Gli raccontai del pianto di Ariana quella sera sul mio divano blu.

Riccardo si commosse visibilmente.

«Non voglio farle del male…» sussurrò.

«Allora parlatevi, Riccardo. Non solo tu e Laura, ma anche voi tre insieme.»

Quella sera stessa proposi ad Ariana di parlare tutti insieme a casa mia. Lei era titubante ma accettò.

Quando Laura arrivò, l’atmosfera era tesa come una corda pronta a spezzarsi.

Mi sedetti accanto ad Ariana e lasciai che fosse lei a parlare.

«Mamma… papà… io vi amo tutti e due.
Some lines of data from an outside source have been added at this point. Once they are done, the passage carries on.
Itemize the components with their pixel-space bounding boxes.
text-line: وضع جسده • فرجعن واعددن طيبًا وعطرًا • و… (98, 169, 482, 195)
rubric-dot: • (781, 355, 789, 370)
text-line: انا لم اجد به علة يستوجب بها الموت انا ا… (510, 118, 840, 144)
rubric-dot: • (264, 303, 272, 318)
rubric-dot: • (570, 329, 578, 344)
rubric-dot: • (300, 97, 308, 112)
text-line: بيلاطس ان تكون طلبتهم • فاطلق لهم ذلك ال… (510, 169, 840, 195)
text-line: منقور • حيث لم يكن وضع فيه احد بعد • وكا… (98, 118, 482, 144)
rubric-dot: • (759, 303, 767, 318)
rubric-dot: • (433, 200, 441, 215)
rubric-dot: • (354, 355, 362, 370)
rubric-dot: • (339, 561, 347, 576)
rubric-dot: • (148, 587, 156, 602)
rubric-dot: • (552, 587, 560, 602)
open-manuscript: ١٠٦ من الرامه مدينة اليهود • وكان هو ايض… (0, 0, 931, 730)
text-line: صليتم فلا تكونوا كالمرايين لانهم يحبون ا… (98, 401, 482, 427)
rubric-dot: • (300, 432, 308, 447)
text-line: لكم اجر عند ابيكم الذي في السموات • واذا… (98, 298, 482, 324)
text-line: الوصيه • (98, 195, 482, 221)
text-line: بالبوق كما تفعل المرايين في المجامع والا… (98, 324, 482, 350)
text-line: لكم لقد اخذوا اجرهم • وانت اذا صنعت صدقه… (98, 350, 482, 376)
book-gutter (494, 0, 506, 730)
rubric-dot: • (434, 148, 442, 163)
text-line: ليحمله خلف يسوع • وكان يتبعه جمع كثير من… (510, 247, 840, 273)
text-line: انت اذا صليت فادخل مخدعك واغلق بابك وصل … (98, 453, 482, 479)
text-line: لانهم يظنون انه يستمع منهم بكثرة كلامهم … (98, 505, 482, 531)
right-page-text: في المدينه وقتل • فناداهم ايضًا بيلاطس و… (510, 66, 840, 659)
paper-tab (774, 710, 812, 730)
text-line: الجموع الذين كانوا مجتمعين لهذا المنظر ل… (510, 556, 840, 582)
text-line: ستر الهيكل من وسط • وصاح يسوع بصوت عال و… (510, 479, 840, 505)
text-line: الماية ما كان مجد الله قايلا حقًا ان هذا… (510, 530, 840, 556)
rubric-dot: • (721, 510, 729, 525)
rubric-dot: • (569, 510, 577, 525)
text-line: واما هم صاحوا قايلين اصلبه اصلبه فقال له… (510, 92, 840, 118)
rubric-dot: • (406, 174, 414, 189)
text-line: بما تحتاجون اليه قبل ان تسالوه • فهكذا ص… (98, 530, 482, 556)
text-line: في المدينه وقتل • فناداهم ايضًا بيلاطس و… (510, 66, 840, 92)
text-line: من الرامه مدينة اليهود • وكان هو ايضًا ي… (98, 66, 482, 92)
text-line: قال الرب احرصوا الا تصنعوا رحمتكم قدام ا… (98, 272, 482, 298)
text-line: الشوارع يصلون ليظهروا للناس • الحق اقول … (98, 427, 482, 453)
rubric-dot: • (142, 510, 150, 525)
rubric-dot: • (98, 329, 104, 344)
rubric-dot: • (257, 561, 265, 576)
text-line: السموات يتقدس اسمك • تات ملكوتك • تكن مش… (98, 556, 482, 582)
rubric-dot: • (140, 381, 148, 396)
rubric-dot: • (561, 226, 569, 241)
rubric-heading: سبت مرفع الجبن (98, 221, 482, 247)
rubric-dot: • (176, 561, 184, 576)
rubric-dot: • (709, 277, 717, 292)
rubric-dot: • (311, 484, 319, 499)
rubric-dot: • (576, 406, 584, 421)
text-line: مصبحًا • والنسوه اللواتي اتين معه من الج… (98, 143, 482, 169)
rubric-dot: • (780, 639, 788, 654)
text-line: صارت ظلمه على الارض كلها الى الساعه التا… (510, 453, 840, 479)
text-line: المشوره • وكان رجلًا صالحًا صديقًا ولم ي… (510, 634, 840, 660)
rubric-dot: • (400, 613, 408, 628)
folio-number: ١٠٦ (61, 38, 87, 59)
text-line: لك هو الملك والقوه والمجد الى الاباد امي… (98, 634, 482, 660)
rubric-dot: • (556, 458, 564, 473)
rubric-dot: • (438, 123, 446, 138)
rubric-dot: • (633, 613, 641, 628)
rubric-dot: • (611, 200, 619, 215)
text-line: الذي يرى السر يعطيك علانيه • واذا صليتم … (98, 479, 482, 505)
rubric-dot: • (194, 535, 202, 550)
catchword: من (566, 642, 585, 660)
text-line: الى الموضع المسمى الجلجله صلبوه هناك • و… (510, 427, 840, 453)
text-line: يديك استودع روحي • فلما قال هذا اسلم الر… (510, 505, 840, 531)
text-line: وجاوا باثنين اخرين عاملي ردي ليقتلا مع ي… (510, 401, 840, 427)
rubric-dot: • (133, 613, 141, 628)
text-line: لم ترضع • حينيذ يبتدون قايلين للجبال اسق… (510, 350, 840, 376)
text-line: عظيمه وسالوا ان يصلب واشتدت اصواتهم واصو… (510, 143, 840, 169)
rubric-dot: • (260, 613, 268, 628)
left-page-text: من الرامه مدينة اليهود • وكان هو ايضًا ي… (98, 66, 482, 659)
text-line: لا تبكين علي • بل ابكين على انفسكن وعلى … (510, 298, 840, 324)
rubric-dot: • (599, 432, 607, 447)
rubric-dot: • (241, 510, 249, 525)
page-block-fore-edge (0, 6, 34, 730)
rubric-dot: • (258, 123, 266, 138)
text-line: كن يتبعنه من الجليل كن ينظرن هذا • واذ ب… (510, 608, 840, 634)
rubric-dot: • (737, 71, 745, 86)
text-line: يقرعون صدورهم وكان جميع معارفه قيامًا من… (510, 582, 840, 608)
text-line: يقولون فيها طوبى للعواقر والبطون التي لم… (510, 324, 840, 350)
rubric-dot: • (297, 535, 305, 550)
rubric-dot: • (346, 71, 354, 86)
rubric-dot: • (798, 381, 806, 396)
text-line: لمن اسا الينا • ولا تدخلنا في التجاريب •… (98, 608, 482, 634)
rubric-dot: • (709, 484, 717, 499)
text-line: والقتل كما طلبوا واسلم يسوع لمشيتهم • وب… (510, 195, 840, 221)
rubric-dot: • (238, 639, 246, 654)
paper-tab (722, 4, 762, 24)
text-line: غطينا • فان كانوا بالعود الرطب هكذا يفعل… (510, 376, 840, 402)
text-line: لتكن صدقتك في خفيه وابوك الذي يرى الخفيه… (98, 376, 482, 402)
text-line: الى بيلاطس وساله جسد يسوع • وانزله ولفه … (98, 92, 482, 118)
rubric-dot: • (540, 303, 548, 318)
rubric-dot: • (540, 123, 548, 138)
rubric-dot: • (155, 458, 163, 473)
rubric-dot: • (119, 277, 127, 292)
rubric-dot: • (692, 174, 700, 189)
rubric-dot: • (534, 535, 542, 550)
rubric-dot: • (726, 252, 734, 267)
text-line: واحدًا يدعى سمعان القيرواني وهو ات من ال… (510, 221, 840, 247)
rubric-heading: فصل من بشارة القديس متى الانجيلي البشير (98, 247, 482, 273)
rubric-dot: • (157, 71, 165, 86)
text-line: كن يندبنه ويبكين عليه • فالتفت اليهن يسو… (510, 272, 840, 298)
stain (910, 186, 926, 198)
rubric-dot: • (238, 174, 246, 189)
Ma non ce la faccio più a sentirvi litigare sempre. Ho paura di perdervi.»

Laura scoppiò in lacrime e Riccardo le prese la mano per la prima volta dopo mesi.

Parlammo a lungo quella sera: delle paure di Ariana, dei rimpianti di Laura, delle insicurezze di Riccardo. Nessuno aveva soluzioni magiche, ma per la prima volta ci ascoltammo davvero.

Alla fine Laura disse: «Forse dovremmo chiedere aiuto… insieme.»

Riccardo annuì.

Ariana mi abbracciò forte quando se ne andarono.

«Grazie zio… senza di te non ce l’avrei fatta.»

Rimasi solo nel silenzio della casa ormai vuota e pensai a quanto sia fragile l’equilibrio della famiglia e quanto sia importante avere qualcuno pronto ad ascoltare senza giudicare.

Mi chiedo spesso: quanti altri ragazzi come Ariana si sentono soli nelle loro famiglie? E quanti adulti hanno il coraggio di fermarsi ad ascoltare davvero? Forse dovremmo tutti imparare a parlare meno e ad ascoltare di più.